Almost everyone supports weeding our fraud from government healthcare programs, such as Medicare and Medicaid. In 2014 alone, the Department of Justice spent $571 million to find and prosecute fraud and recover $3.3 billion in settlements.

But how much fraud could be prevented with better technology? That’s a question that the Government Accountability Office (GAO) asked when it looked at whether electronically readable card technology, or “smart cards,” could weed out fraud by properly identifying beneficiaries or providers at the point of care.

The GAO released a report yesterday that found smart cards could spot some types of fraud, but not most of it. That’s because the vast majority of cases involve schemes in which the beneficiaries or the providers—or both—were complicit in the action.

GAO ran tests of 739 fraud cases from 2010 to see of smart cards would have made a difference, and found that they would have stopped fraud in only 165 cases, or about 22%. In 20% of the cases, the cards would have stopped the fraudulent act completely, and in 2% they would have partly stopped the fraud.

The investigators gave several reasons why smart cards are not a cure-all for Medicare and Medicaid fraud. The most common fraud schemes involve billing for services that were not provided (43%) or for medically unnecessary services (25%), and in the case of Medicare especially, the patient may not even be aware that the service is not needed.

GAO also offered the example of illegal marketing of prescription drugs, which do not involve identity of either patients or providers.

Other schemes involve falsifying records to support fraud (25%) and fraudulently obtaining controlled substances or misbranding prescription drugs (21%).

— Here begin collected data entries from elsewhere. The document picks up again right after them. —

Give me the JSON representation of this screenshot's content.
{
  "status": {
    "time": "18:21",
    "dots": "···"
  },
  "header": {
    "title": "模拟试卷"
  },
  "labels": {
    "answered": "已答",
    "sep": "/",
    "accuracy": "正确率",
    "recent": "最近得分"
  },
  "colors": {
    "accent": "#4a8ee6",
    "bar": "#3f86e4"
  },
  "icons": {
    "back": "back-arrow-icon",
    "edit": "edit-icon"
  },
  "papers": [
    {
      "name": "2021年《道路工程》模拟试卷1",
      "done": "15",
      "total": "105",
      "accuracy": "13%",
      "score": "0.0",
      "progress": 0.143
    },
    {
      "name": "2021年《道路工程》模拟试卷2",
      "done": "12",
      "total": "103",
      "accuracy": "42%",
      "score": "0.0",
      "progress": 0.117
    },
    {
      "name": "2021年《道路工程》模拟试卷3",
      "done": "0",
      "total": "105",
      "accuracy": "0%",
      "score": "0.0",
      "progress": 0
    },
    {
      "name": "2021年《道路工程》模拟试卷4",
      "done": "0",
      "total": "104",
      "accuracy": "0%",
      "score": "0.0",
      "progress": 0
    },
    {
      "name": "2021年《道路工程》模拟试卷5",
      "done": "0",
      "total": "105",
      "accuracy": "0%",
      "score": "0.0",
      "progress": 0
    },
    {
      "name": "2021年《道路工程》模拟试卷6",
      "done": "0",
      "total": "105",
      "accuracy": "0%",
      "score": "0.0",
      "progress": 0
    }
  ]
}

One of the most celebrated examples of alleged fraud involved South Florida eye doctor Salomon Melgen, who faces federal charges of bilking Medicare out of $105 million. He is accused of diagnosing patients with age-related macular degeneration even if they did not have the condition. And, he is accused of illegally splitting vials of Lucentis and treating multiple patients, while billing Medicare as if he used a single vial on each eye, as called for on the FDA label. A federal lawsuit charges that Melgen left 2 patients blind. Melgen was released on bond last year and awaits trial.

If proven, the Melgen episode would be like most fraud cases: providers are complicit 62% of the time, while beneficiaries are at fault 14% of the time.